Fabrication and Physico Chemical Characterisation of High Molecular Weight Hyaluronic Acid Based Wound Healing Membrane

 

Dr. Sunil Yesvanthu S V¹, Dr. Arun M²*, Dr. Murugesan Krishnan³, Dr.Santhosh P.Kumar⁴

 

¹Resident, Department of oral and maxillofacial surgery, Saveetha Dental College and hospitals, Saveetha Institute of Medical and Technical Sciences (SIMATS) Saveetha University, Chennai-600077, Tamil Nadu, India.

Email.id: 152304004.sdc@saveetha.com  

²Associate Professor, Department of oral and maxillofacial surgery, Saveetha Dental College and hospitals, Saveetha Institute of Medical and Technical Sciences (SIMATS)

Saveetha University, Chennai-600077, Tamil Nadu, India.

Email id: arunmsdc@saveetha.com 

³Professor, Department of oral and maxillofacial surgery, Saveetha Dental College and hospitals, Saveetha Institute of Medical and Technical Sciences (SIMATS)

Saveetha University, Chennai-600077, Tamil Nadu, India.

Email id: dr.mkm70@gmail.com 

⁴Professor, Department of oral and maxillofacial surgery, Saveetha Dental College and hospitals, Saveetha Institute of Medical and Technical Sciences (SIMATS)

Saveetha University, Chennai-600077, Tamil Nadu, India.

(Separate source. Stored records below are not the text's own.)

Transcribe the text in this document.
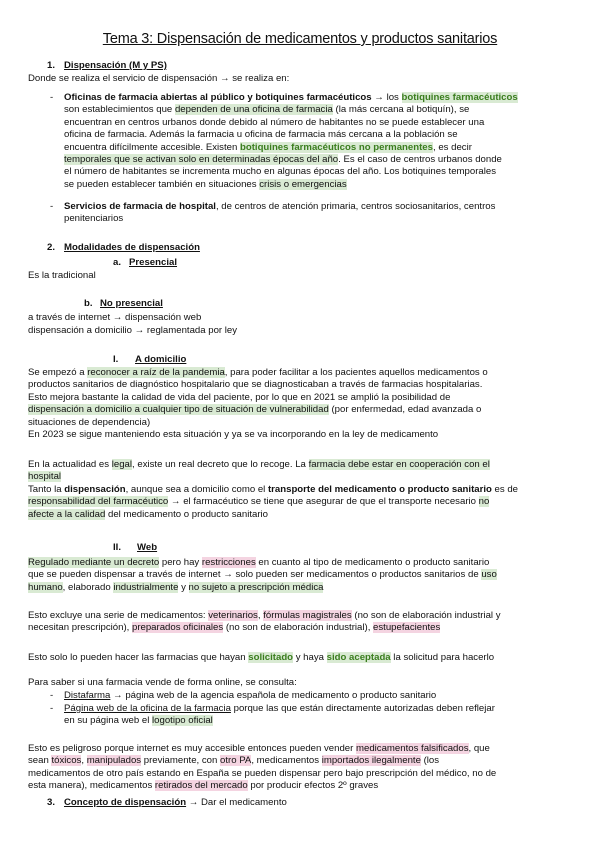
Tema 3: Dispensación de medicamentos y productos sanitarios
1. Dispensación (M y PS)
Donde se realiza el servicio de dispensación → se realiza en:
- Oficinas de farmacia abiertas al público y botiquines farmacéuticos → los botiquines farmacéuticos

son establecimientos que dependen de una oficina de farmacia (la más cercana al botiquín), se

encuentran en centros urbanos donde debido al número de habitantes no se puede establecer una

oficina de farmacia. Además la farmacia u oficina de farmacia más cercana a la población se

encuentra difícilmente accesible. Existen botiquines farmacéuticos no permanentes, es decir

temporales que se activan solo en determinadas épocas del año. Es el caso de centros urbanos donde

el número de habitantes se incrementa mucho en algunas épocas del año. Los botiquines temporales

se pueden establecer también en situaciones crisis o emergencias

- Servicios de farmacia de hospital, de centros de atención primaria, centros sociosanitarios, centros

penitenciarios

2. Modalidades de dispensación
a. Presencial
Es la tradicional
b. No presencial
a través de internet → dispensación web
dispensación a domicilio → reglamentada por ley
I. A domicilio

Se empezó a reconocer a raíz de la pandemia, para poder facilitar a los pacientes aquellos medicamentos o

productos sanitarios de diagnóstico hospitalario que se diagnosticaban a través de farmacias hospitalarias.

Esto mejora bastante la calidad de vida del paciente, por lo que en 2021 se amplió la posibilidad de

dispensación a domicilio a cualquier tipo de situación de vulnerabilidad (por enfermedad, edad avanzada o

situaciones de dependencia)

En 2023 se sigue manteniendo esta situación y ya se va incorporando en la ley de medicamento

En la actualidad es legal, existe un real decreto que lo recoge. La farmacia debe estar en cooperación con el

hospital

Tanto la dispensación, aunque sea a domicilio como el transporte del medicamento o producto sanitario es de

responsabilidad del farmacéutico → el farmacéutico se tiene que asegurar de que el transporte necesario no

afecte a la calidad del medicamento o producto sanitario

II. Web

Regulado mediante un decreto pero hay restricciones en cuanto al tipo de medicamento o producto sanitario

que se pueden dispensar a través de internet → solo pueden ser medicamentos o productos sanitarios de uso

humano, elaborado industrialmente y no sujeto a prescripción médica

Esto excluye una serie de medicamentos: veterinarios, fórmulas magistrales (no son de elaboración industrial y

necesitan prescripción), preparados oficinales (no son de elaboración industrial), estupefacientes

Esto solo lo pueden hacer las farmacias que hayan solicitado y haya sido aceptada la solicitud para hacerlo

Para saber si una farmacia vende de forma online, se consulta:
- Distafarma → página web de la agencia española de medicamento o producto sanitario

- Página web de la oficina de la farmacia porque las que están directamente autorizadas deben reflejar

en su página web el logotipo oficial

Esto es peligroso porque internet es muy accesible entonces pueden vender medicamentos falsificados, que

sean tóxicos, manipulados previamente, con otro PA, medicamentos importados ilegalmente (los

medicamentos de otro país estando en España se pueden dispensar pero bajo prescripción del médico, no de

esta manera), medicamentos retirados del mercado por producir efectos 2º graves

3. Concepto de dispensación → Dar el medicamento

Email id: santhoshkumar@saveetha.com 

 

Corresponding author *:

Dr. Arun M2

Email id: arunmsdc@saveetha.com

 

ABSTRACT

Background: Hyaluronic acid, is a natural straight polysaccharide, has attracted researchers attention from its initial detection and isolation from tissues. Because of biocompatibility and a high biodegradation of hyaluronic acid, it tracks down wide application in bioengineering and biomedicine: from biorevitalizing skin beauty care products and endoprosthesis of joint liquid to polymeric platforms and wound dressings. Several biopolymers are utilized for the preparation of bioactive wound dressings, including hyaluronic acid (HA), cellulose, chitin, chitosan, fibrin, alginate, elastin, dextran, collagen, gelatin, etc. These polymers possess excellent properties that can be significantly beneficial in wound healing, such as non-toxicity, biodegradability, biocompatibility, readily available, and non-immunogenicity.

 Aims: To evaluate the fabrication and physical chemical characterisation properties of high molecular weight hyaluronic acid.

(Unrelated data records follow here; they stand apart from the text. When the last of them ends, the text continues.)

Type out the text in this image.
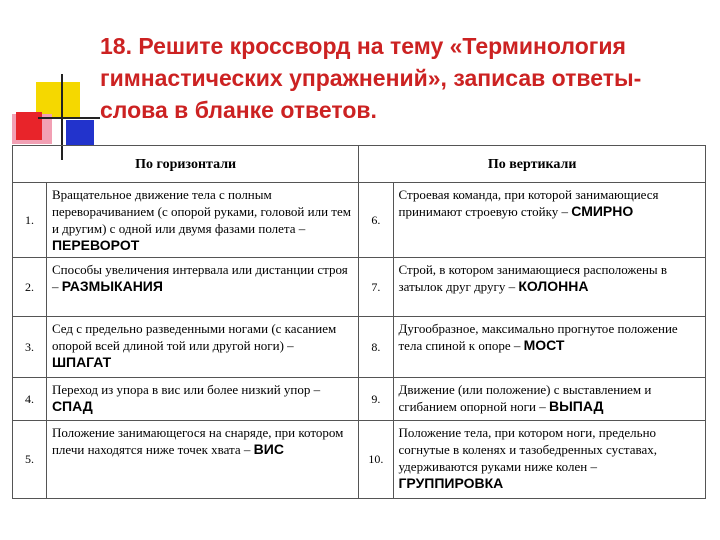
18. Решите кроссворд на тему «Терминология гимнастических упражнений», записав ответы-слова в бланке ответов.
По горизонтали		По вертикали	
1.	Вращательное движение тела с полным переворачиванием (с опорой руками, головой или тем и другим) с одной или двумя фазами полета – ПЕРЕВОРОТ	6.	Строевая команда, при которой занимающиеся принимают строевую стойку – СМИРНО
2.	Способы увеличения интервала или дистанции строя – РАЗМЫКАНИЯ	7.	Строй, в котором занимающиеся расположены в затылок друг другу – КОЛОННА
3.	Сед с предельно разведенными ногами (с касанием опорой всей длиной той или другой ноги) – ШПАГАТ	8.	Дугообразное, максимально прогнутое положение тела спиной к опоре – МОСТ
4.	Переход из упора в вис или более низкий упор – СПАД	9.	Движение (или положение) с выставлением и сгибанием опорной ноги – ВЫПАД
5.	Положение занимающегося на снаряде, при котором плечи находятся ниже точек хвата – ВИС	10.	Положение тела, при котором ноги, предельно согнутые в коленях и тазобедренных суставах, удерживаются руками ниже колен – ГРУППИРОВКА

Materials and Methods: Fabrication of Scaffolds: Test 1 contains the stock solution of 1% HA(H), 0.5% carrageenan and 1% gelatin. To fabricate the scaffold, the materials were blended in the ratio 6:1:3 respectively. Test 2 contains the stock solution of 1% HA(H), 1% carrageenan and 1% gelatin. To fabricate the scaffold, the materials were blended in the ratio 6:1:3, respectively. Then the control group contains 1% of HA(H) and 1% gelatin blended in a ratio of 6:4. 3ml of the homogeneous mixture was transferred to six-well plates. 100 ul of the crosslinking agents TPP (15%) was added to each well. The plates were stored at in-20 C for 12 hrs and followed by-80 C overnight. The samples were then lyophilized for 24hrs and kept in dry condition.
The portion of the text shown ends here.